24 de septiembre. En el Diario de Barbellion, que leo por primera vez, hay grandes gritos de angustia que uno le reconoce haber lanzado. Él grita lo que no se osaba decir en esa época: “Tengo hambre de sexo.” Hay también odio al instinto sexual, a esta bestia feroz que vive en nosotros y nos devora desde dentro. En cierto momento dice una frase que yo había puesto en la boca de Joseph, pero, mala suerte, no cambiaré nada de lo que he escrito.

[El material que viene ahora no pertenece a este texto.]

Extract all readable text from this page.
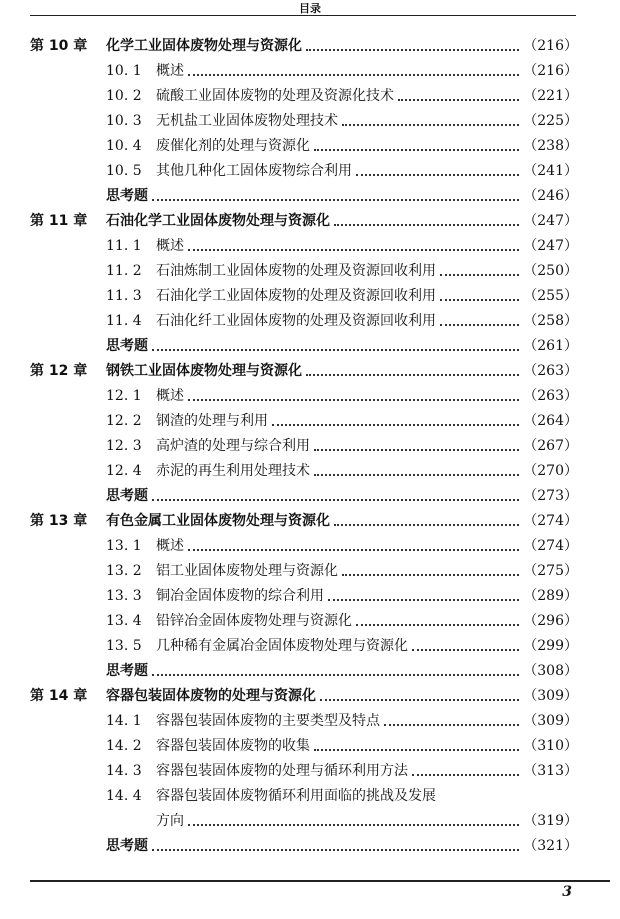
目录
第 10 章	化学工业固体废物处理与资源化	（216）
10. 1	概述	（216）
10. 2	硫酸工业固体废物的处理及资源化技术	（221）
10. 3	无机盐工业固体废物处理技术	（225）
10. 4	废催化剂的处理与资源化	（238）
10. 5	其他几种化工固体废物综合利用	（241）
思考题	（246）
第 11 章	石油化学工业固体废物处理与资源化	（247）
11. 1	概述	（247）
11. 2	石油炼制工业固体废物的处理及资源回收利用	（250）
11. 3	石油化学工业固体废物的处理及资源回收利用	（255）
11. 4	石油化纤工业固体废物的处理及资源回收利用	（258）
思考题	（261）
第 12 章	钢铁工业固体废物处理与资源化	（263）
12. 1	概述	（263）
12. 2	钢渣的处理与利用	（264）
12. 3	高炉渣的处理与综合利用	（267）
12. 4	赤泥的再生利用处理技术	（270）
思考题	（273）
第 13 章	有色金属工业固体废物处理与资源化	（274）
13. 1	概述	（274）
13. 2	铝工业固体废物处理与资源化	（275）
13. 3	铜冶金固体废物的综合利用	（289）
13. 4	铅锌冶金固体废物处理与资源化	（296）
13. 5	几种稀有金属冶金固体废物处理与资源化	（299）
思考题	（308）
第 14 章	容器包装固体废物的处理与资源化	（309）
14. 1	容器包装固体废物的主要类型及特点	（309）
14. 2	容器包装固体废物的收集	（310）
14. 3	容器包装固体废物的处理与循环利用方法	（313）
14. 4	容器包装固体废物循环利用面临的挑战及发展
方向	（319）
思考题	（321）
3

+ Escribo estas cosas porque expresan una parte de la verdad que llevo en mí, y que es mi verdad, pero me pesan y las detesto. Todo eso pasará de una forma u otra a la novela que estoy escribiendo. Reflexiono de nuevo sobre el problema de las frases, entre las cuales hay que escoger, que conviene descartar, pero cuya presencia debe hacer sentir ese libro subyacente, no escrito. El defecto de muchos escritores trasatlánticos es querer escribirlas. La mayoría no elije.

 

26 de septiembre. Hace poco escribía un diálogo muy difícil entre Joseph y David cuando de pronto tuve ganas de lustrar los muebles. Cogí un trapo que guardo para ese efecto y froté mi secreter y mi cómoda hasta que brillaron como escamas, después regresé a mi trabajo sin mucho daño. Releí algunas páginas de la versión primitiva (en primera persona); las frases me parecieron más ágiles, más certeras, pero siempre es así cuando escribo en primera persona. Desafortunadamente, Joseph no hubiera sido capaz de escribir un libro, en primera persona o en cualquier otra, y la verosimilitud de este personaje hubiera sufrido.

 

28 de septiembre. Leí con admiración el Libro de Esther en hebreo. Más de diez años de esfuerzos recompensados. Puedo por fin prescindir de las traducciones.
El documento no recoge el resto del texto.